We know enough about electron physics to suggest that there is a limit (the Chandrasekhar limit)  to how massive a white dwarf can get, and similarly we know enough about neutron physics to suggest that there is a limit (the Tolman–Oppenheimer–Volkoff limit)  to how massive a neutron star can get. Beyond this our knowledge of states of matter is shaky, so yes, there could be a quark star or some other exotic state of matter whose degeneracy pressure can counteract gravity. But the general trend is that there is a limit to such forces, and that for a sufficiently massive object there is no way to stop complete gravitational collapse.
Observational evidence for black holes typically comes down to: we know that there is a massive object in this region of space (by looking at the objects that orbit around it), and we know that it packed into a volume of space that is at least this small (by looking at accretion disk data, for example). The density we compute from that mass and volume is too high for a neutron star, so in the absence of evidence for various exotic stars/states of matter, we shall assume it is a black hole. 
EDIT: As noted by the commenters below, the density (Mass over Volume) for black holes can be quite low; it is more accurate to say that the Mass to Radius ratio becomes too high for it to be anything but a black hole (i.e. all the mass is contained within the Schwarzschild radius, and so it undergoes gravitational collapse).
A: *

*We lack direct evidence that black holes exist, but theory and indirect observations indicate that they do, e.g. there exist regions in space with gravity so strong that it curves the path of light rays significantly, the density required for compact objects that radiate high amount of energy due to inverse Compton scattering, synchrotron radiation is an indication of a black hole, density of very massive objects at the centre of galaxies etc. Infinite density is a problem of classical relativity, the quantum theory is supposed to solve this.
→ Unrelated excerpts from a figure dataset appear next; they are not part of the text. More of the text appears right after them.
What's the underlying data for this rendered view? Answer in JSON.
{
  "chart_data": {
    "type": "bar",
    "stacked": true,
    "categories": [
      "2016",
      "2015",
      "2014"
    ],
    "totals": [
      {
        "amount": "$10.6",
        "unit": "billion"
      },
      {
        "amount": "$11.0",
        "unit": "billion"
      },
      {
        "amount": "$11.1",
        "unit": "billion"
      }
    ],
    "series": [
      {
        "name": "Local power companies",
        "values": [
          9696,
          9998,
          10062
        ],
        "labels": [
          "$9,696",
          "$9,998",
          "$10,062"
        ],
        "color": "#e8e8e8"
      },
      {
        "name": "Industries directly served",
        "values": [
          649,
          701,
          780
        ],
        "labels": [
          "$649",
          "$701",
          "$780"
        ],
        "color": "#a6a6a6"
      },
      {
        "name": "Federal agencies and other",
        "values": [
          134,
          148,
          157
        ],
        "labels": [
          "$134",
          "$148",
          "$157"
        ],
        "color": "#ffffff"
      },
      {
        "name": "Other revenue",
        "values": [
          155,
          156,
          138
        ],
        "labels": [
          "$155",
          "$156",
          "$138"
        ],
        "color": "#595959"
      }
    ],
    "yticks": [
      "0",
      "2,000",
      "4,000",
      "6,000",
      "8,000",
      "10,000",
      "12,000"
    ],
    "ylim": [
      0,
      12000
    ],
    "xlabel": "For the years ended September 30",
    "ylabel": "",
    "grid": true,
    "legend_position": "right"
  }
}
*The Schwarzschild radius of a neutron star is of order of 1 km, which is inside it, as neutron stars have radius of about 10 km, so if the instrument's resolution allows to discern the corresponding angles, it will be easy to distinguish between the two, if we assume that so small black holes exist. However, a neutron star cannot effect as strong gravity field as a black hole, because the latter are believed to have greater mass. Also, neutron stars do emit light, but it is faint thermal radiation.

*Regions in space with strong gravity that create gravitational lenses and the density and mass of the cores of galaxies cannot be explained in any other way, as far as I'm aware. Also, relativity has passed all the tests posed by experiments and observations so far, there doesn't seem to exist a reason to think that it's wrong in the case of black holes.

*Neutron stars are stable configurations after the collapse of a star, models indicate that black holes are more massive, therefore neutron stars cannot collapse further. Of course, this changes in the case of accretion of mass.